A team from the National Hospital for Paraplegics (SESCAM), in collaboration with the Materials Science Institute of Madrid (ICMM-CSIC), has shown how new cell culture devices based on graphene oxide maintain the anti-inflammatory function of myeloid suppressor cells (MDSCs) once isolated from the donor's body. This function could be crucial for advancing cellular therapy beneficial to people with multiple sclerosis.
"To exert their inflammation-controlling function in diseases such as multiple sclerosis, myeloid suppressor cells must maintain a very immature state. However, when extracted from the bone marrow and cultured in the laboratory, they begin to mature, losing their immunosuppressive activity, rendering them unsuitable for potential cellular therapy for patients with this type of neurodegenerative disease," explains Diego Clemente, a researcher at the National Hospital for Paraplegics and one of the lead authors of the study.
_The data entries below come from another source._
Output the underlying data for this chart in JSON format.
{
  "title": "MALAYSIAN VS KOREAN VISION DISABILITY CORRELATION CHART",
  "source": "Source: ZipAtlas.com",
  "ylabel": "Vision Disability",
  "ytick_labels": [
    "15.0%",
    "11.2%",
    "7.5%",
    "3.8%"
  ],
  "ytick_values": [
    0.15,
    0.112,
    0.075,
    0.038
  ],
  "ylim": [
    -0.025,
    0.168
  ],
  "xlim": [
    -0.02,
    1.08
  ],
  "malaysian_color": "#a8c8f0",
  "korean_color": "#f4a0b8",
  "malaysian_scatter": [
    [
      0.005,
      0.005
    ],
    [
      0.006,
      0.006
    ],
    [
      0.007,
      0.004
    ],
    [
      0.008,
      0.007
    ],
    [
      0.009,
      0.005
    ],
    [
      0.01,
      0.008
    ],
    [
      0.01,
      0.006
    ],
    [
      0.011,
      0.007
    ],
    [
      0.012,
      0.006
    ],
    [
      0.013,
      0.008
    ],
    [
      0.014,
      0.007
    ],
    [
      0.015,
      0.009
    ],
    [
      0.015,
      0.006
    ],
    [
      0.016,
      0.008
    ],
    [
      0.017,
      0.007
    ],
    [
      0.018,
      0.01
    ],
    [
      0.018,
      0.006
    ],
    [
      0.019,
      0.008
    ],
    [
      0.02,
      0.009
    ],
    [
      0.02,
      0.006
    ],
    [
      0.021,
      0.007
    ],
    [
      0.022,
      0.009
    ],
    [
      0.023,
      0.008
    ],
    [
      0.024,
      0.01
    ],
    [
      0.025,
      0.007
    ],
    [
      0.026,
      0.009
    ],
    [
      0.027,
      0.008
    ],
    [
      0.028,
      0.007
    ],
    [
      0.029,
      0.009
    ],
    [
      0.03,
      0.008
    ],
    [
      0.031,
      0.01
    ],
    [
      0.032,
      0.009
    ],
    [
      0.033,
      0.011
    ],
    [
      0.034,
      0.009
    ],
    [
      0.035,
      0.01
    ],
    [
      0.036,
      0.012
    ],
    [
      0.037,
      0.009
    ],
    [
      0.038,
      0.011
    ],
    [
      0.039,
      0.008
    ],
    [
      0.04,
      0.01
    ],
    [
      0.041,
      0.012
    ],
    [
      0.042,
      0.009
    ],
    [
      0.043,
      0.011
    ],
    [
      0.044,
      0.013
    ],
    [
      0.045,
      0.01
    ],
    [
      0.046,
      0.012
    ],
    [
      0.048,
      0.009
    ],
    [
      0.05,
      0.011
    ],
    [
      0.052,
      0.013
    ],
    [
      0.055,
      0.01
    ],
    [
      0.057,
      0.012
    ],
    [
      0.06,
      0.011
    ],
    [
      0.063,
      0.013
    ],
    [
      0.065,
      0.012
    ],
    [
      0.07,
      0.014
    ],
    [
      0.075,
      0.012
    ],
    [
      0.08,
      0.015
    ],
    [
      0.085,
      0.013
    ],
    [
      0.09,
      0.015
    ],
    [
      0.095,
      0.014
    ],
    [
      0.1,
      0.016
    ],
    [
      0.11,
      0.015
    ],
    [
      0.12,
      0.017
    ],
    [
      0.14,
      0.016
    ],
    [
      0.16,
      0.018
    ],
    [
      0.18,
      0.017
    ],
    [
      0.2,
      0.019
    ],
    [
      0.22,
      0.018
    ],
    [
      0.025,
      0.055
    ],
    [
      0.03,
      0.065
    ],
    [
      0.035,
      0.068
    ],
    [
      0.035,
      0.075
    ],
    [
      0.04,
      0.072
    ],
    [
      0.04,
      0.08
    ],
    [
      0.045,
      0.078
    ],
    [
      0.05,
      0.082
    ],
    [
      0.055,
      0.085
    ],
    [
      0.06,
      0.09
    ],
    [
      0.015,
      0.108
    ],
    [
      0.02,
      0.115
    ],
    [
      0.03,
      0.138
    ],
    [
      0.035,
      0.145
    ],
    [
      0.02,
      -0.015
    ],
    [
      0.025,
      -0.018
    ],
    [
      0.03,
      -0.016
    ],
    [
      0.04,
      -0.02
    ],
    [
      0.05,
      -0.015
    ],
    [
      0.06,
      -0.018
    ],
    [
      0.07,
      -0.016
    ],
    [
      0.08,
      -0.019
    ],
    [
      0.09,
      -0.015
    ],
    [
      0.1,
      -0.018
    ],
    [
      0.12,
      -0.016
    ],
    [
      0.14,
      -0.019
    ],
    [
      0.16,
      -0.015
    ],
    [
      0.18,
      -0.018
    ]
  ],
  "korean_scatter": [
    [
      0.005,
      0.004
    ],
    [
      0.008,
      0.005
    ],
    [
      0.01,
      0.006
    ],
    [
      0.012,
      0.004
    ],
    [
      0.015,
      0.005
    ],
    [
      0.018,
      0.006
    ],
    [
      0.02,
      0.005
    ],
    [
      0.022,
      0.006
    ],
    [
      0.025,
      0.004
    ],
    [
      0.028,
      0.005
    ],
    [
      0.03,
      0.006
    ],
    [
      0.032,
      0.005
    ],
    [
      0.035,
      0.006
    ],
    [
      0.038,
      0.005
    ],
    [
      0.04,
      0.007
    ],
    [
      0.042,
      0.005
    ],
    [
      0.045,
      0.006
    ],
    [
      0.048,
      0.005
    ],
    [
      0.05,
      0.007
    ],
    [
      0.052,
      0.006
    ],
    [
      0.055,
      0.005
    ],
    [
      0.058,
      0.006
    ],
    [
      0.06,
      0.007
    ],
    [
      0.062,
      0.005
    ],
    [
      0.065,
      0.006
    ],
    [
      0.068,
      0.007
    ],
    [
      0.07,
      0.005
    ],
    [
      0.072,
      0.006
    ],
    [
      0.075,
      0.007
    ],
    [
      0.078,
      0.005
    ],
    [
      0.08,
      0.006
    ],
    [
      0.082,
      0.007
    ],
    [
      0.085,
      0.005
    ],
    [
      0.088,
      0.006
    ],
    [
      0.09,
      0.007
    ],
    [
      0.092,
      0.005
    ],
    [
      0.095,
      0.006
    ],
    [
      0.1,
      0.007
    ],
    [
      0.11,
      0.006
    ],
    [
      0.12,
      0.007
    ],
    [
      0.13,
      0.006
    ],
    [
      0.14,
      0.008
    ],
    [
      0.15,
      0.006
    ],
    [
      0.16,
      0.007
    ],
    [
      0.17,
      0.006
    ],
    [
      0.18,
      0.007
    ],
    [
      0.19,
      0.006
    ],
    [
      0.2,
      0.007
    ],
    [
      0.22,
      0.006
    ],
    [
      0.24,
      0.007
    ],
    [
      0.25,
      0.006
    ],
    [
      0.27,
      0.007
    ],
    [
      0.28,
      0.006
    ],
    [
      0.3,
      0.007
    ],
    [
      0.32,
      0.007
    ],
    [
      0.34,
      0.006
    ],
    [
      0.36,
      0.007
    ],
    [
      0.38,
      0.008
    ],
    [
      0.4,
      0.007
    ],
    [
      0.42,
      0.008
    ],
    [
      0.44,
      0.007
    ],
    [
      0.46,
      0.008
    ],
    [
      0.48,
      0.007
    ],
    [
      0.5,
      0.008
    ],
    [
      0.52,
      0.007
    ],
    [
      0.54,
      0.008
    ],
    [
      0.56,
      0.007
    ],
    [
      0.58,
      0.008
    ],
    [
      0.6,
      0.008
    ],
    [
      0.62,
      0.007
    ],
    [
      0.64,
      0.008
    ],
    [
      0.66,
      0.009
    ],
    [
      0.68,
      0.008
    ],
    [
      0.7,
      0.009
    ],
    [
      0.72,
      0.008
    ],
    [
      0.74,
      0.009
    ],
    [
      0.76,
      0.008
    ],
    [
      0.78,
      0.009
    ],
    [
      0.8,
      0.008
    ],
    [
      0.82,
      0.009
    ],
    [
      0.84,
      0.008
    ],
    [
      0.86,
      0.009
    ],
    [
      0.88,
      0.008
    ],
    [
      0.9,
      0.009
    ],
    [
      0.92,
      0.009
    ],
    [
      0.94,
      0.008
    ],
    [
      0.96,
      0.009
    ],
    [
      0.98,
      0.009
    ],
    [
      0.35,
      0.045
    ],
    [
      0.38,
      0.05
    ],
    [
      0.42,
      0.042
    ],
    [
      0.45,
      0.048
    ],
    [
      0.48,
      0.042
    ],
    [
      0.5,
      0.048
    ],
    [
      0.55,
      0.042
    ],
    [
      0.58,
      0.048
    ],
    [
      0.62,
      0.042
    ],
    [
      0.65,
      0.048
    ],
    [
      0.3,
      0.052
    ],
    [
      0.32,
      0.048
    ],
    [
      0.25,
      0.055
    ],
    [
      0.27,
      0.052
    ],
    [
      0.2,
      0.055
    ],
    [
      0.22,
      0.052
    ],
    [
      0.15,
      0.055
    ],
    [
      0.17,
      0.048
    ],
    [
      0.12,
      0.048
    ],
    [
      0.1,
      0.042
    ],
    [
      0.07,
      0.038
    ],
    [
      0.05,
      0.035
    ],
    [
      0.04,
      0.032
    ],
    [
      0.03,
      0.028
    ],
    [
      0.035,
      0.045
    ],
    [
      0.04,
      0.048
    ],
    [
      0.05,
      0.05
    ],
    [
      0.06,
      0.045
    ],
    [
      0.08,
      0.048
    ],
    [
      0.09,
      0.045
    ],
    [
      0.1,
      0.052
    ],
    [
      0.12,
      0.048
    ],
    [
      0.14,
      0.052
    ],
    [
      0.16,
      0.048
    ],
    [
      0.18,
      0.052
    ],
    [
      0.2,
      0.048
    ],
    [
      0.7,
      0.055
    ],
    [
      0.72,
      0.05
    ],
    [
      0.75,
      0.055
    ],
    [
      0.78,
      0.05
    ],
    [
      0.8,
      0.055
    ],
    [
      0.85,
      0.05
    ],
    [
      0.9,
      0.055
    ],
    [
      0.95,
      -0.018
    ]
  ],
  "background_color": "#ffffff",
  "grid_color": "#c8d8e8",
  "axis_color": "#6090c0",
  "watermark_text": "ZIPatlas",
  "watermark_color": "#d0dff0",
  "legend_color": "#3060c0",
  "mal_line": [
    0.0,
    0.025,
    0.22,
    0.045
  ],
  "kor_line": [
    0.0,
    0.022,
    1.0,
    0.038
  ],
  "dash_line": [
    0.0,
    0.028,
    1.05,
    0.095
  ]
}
This recent study succeeded in designing "new devices based on coating cell culture supports with reduced graphene oxide sheets, which allow the maintenance of bone marrow myeloid suppressor cells from animals with experimental multiple sclerosis in a morphological, maturation, and activity state very similar to that present in the original organism. This favors the inflammation control function of these cells and could be a good technological support for future use in cellular therapy for multiple sclerosis."
In recent years, nanomedicine has emerged as a revolutionary field for developing novel medical applications. Among the most relevant nanomaterials being investigated for biomedical applications, graphene derivatives are becoming promising candidates for both diagnostic and therapeutic uses.
"Another interesting aspect of this research lies in the versatility of graphene oxide," explains Conchi Serrano, a researcher at ICMM-CSIC and one of the study's lead authors. "This work has allowed us to demonstrate that the physicochemical modification of this nanomaterial is capable of exerting specific and opposite biological effects on myeloid suppressor cells, maintaining their cellular viability or inducing their death," she points out.
Such studies on the modification of the biology of myeloid suppressor cells through graphene-based nanomaterials "demonstrate that their versatility makes them promising nanotechnological tools for modifying myeloid suppressor cells in various pathological contexts, such as autoimmune diseases, where their enhancement would promote inflammation control, or cancer, where their inactivation or elimination is a successful strategy for immune evasion control behind the uncontrolled growth of tumor cells," Serrano concluded.